The US has to cast a veto or it might as well throw out the UN rule book. The Oslo Accords are based on UNSCR 242 and 338. These are international agreements signed by the Palestinians and committing them to honor and abide these two resolutions. By moving ahead unilaterally, they are in violation of Oslo, of 242/338, of all deals signed under the US’s leadership since 1994 and of all Quartet declarations. The US has to veto or it simply accepts that all the deals it has worked out are not just null and void but actually carry no weight whatsoever.

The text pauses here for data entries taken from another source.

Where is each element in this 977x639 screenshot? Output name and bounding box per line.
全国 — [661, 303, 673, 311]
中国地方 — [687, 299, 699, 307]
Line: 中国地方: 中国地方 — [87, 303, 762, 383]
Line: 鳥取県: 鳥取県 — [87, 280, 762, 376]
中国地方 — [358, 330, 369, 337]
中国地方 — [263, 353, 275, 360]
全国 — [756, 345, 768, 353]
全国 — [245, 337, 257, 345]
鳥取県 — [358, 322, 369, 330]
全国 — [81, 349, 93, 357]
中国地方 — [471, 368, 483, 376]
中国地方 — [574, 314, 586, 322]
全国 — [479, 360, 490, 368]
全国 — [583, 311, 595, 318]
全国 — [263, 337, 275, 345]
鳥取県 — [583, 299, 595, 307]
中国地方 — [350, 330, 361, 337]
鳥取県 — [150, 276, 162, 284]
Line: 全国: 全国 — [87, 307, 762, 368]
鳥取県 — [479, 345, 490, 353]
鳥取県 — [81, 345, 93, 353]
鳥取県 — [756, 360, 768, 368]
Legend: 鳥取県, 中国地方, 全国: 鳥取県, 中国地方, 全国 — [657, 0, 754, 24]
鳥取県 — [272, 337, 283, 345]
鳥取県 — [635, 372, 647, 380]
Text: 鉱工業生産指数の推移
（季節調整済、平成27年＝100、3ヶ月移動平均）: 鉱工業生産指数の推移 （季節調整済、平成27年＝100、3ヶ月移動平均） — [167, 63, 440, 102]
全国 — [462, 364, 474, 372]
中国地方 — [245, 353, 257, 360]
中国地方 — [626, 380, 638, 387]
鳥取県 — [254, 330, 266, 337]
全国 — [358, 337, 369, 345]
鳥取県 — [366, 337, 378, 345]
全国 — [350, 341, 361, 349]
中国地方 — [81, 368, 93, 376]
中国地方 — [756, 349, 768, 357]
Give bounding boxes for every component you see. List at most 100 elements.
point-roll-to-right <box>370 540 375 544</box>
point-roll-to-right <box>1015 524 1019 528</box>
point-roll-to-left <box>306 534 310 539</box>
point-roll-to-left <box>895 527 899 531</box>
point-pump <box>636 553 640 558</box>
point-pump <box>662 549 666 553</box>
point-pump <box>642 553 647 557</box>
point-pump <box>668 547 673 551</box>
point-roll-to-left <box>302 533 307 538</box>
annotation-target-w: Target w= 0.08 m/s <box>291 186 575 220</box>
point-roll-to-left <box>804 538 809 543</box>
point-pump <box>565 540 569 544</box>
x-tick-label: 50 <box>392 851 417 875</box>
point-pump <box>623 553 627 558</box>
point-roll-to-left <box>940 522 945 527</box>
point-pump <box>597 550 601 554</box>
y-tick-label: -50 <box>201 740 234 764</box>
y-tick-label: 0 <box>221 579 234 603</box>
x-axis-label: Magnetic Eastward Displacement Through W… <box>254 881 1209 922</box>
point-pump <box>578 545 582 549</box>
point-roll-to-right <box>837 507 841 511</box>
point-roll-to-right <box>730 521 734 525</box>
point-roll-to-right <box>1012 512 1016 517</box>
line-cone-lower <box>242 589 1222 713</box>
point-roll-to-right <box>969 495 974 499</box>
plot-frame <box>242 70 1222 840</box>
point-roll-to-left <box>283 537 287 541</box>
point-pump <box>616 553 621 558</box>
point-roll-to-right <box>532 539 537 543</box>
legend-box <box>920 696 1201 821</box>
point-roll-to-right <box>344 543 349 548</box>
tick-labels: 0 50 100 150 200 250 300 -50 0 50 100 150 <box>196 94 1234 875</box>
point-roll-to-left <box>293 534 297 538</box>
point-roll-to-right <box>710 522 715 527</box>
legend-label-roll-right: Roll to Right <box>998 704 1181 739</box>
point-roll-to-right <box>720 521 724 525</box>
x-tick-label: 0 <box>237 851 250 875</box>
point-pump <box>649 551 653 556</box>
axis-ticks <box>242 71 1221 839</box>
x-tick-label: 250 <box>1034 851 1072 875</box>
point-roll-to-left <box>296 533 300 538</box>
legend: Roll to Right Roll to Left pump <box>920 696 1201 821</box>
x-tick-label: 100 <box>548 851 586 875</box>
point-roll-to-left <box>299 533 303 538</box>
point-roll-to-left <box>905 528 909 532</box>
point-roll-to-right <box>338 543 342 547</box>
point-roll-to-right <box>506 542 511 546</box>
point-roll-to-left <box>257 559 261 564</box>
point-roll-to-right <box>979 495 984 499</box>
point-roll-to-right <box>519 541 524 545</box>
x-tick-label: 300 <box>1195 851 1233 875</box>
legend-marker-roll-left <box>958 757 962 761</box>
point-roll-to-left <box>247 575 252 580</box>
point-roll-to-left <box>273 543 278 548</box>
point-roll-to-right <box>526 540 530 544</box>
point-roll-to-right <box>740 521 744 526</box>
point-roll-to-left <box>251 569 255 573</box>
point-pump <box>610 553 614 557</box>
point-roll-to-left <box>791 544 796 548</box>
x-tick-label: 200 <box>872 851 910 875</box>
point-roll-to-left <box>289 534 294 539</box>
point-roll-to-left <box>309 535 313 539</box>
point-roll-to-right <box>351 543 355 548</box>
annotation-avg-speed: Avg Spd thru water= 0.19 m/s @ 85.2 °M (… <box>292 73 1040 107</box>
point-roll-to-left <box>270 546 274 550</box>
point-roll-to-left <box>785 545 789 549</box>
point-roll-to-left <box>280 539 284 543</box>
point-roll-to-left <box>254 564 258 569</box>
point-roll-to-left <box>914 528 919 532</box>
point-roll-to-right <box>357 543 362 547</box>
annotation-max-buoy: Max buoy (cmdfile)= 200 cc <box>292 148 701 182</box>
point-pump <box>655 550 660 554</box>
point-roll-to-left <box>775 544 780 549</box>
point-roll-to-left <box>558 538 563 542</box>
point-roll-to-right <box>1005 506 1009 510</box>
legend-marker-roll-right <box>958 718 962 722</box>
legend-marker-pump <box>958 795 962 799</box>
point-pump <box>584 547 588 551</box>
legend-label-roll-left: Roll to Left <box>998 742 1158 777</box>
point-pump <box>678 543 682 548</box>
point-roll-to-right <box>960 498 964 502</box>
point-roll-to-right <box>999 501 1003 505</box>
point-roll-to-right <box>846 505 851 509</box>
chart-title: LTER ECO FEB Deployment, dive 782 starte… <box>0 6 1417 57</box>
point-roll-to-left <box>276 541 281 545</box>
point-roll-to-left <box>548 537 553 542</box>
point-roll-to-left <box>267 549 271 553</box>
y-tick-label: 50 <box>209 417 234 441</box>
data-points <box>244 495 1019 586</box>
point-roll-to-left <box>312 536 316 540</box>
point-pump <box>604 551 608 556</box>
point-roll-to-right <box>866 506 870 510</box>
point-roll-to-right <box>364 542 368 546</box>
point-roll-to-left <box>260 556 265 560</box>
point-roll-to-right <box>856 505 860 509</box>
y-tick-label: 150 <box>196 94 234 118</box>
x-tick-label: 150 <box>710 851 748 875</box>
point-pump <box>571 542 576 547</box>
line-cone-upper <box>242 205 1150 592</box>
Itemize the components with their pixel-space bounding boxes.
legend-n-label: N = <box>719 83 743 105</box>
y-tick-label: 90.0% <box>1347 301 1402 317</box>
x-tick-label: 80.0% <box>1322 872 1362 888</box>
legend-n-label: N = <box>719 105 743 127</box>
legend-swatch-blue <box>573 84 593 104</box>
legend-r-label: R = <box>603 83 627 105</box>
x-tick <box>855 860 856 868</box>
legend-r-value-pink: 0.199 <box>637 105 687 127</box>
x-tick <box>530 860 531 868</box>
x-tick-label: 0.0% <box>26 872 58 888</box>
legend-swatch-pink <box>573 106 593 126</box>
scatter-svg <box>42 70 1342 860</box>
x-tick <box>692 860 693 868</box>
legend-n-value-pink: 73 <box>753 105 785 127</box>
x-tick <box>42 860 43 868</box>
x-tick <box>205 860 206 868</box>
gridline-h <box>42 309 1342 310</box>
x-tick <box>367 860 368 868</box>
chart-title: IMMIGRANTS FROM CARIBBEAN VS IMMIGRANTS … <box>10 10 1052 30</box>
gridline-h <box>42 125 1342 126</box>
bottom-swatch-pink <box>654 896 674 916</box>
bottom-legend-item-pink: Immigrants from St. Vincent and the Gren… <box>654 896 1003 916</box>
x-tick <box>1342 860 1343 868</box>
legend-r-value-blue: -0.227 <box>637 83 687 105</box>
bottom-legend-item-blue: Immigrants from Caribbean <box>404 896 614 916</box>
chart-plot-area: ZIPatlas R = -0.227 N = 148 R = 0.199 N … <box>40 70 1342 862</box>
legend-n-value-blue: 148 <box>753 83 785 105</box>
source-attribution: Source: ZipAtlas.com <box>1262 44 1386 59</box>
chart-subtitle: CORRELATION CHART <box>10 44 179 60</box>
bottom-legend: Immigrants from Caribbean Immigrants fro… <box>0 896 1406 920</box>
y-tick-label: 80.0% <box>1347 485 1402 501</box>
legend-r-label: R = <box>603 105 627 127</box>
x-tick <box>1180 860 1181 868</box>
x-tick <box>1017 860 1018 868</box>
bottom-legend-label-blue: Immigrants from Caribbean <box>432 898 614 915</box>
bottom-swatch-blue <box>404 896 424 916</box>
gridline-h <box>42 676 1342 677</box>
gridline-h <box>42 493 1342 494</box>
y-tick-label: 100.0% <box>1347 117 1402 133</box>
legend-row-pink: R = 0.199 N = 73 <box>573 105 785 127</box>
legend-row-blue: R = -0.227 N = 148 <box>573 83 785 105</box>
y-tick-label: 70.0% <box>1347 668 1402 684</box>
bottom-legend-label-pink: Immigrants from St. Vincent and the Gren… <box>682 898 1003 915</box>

Perhaps Mr. Friedman can explain to the rest of us how the US will be able to manage any further diplomatic engagements anywhere in the world where it seeks to influence an outcome if the agreements which are signed under the watchful eyes of its presidents, secretaries of state and other officials are not worth the paper on which they are written?Oh, and what is this business about “popular self-rule?” Should the US appease an Arab world if their “popular self-rule” determines that women should not be permitted to drive or may be mutilated or killed in honor killings? Should it support that world if the “popular self-rule” brings about military juntas as we see now in Egypt? Or perhaps the US should maintain a strong backbone and keep supporting democracies and strong civil rights?
On Turkey, the Obama team and Mr. Netanyahu’s lawyers worked tirelessly these last two months to resolve the crisis stemming from the killing by Israeli commandos of Turkish civilians in the May 2010 Turkish aid flotilla that recklessly tried to land in Gaza. Turkey was demanding an apology. According to an exhaustive article about the talks by the Israeli columnist Nahum Barnea of the Yediot Aharonot newspaper, the two sides agreed that Israel would apologize only for “operational mistakes” and the Turks would agree to not raise legal claims. Bibi then undercut his own lawyers and rejected the deal, out of national pride and fear that Mr. Lieberman would use it against him. So Turkey threw out the Israeli ambassador.
Apologize to Turkey, for what? I cannot understand how anybody still reads that liar Thomas Friedman.
As for Egypt, stability has left the building there and any new Egyptian government is going to be subjected to more populist pressures on Israel. Some of this is unavoidable, but why not have a strategy to minimize it by Israel putting a real peace map on the table?
I have great sympathy for Israel’s strategic dilemma and no illusions about its enemies. But Israel today is giving its friends — and President Obama’s one of them — nothing to defend it with. Israel can fight with everyone or it can choose not to surrender but to blunt these trends with a peace overture that fair-minded people would recognize as serious, and thereby reduce its isolation.
Unfortunately, Israel today does not have a leader or a cabinet for such subtle diplomacy. One can only hope that the Israeli people will recognize this before this government plunges Israel into deeper global isolation and drags America along with it
Thats because the Arabs refuse to let us live.